El relativista, si seguimos al pie de la letra la brillante exposición de Gellner, brujulea en los ambientes académicos y es más ruidoso que influyente: por el mero hecho de rechazar una verdad única pretende estar en posesión, no sólo de la verdad, sino de la virtud, y se ve como el heredero de una especie de revelación inversa: la que proclamó la igual validez de todas las verdades. El relativista, un progre después de todo, completa su imagen presentando su posición como una señal de excelencia moral.

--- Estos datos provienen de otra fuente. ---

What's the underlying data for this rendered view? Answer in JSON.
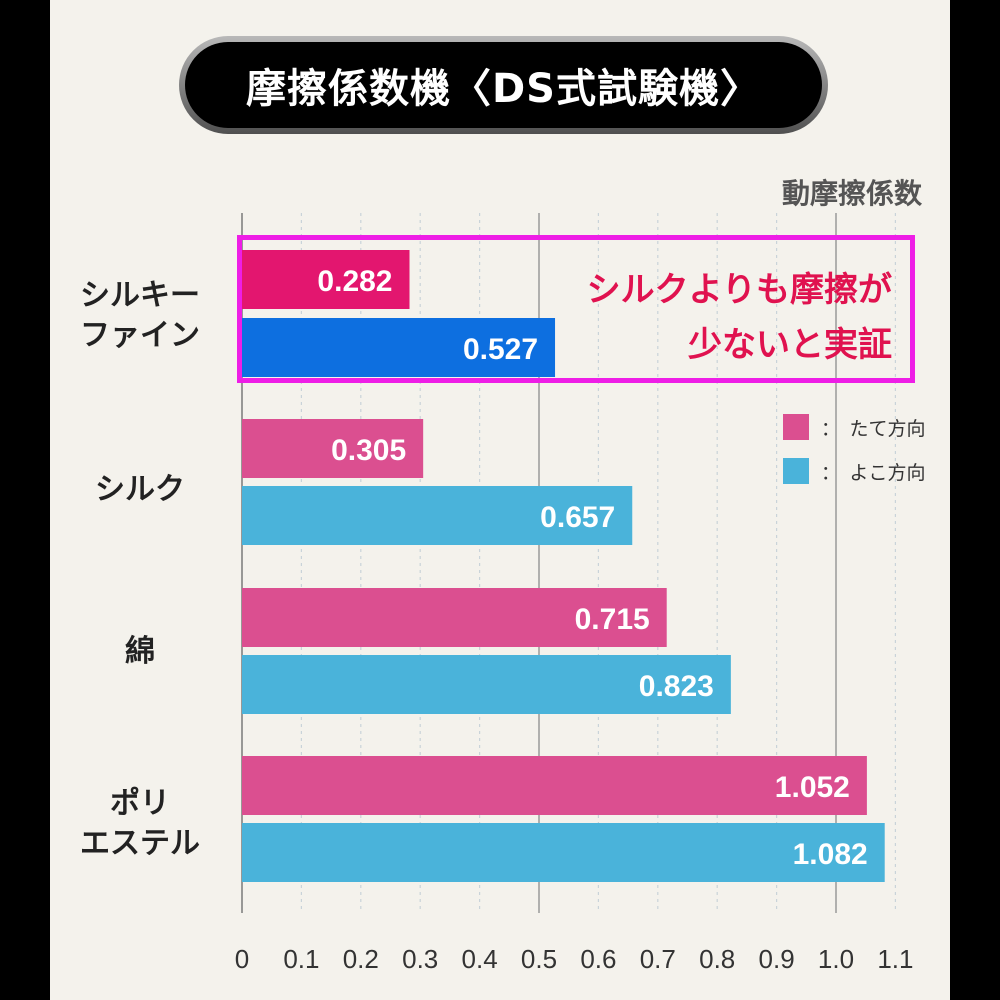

En cuanto al fundamentalista, dice Gellner que no se lo estima apropiado para una sociedad cortés, pero que es fundamental por su fuerza: representa una reacción contra el fácil ecumenismo relativista que asegura la tolerancia vaciando de contenido la fe. El fundamentalista sostiene que la fe significa lo que afirma, y acusa al relativismo de falta de seriedad y de consecuencia, dado que un sistema de creencias tan ambiguo no puede procurar a nadie verdadera convicción moral. Y, si los editorialistas de progreso no consiguen hoy que resigne sus poderes, ése será el fundamento de Benedicto XVI.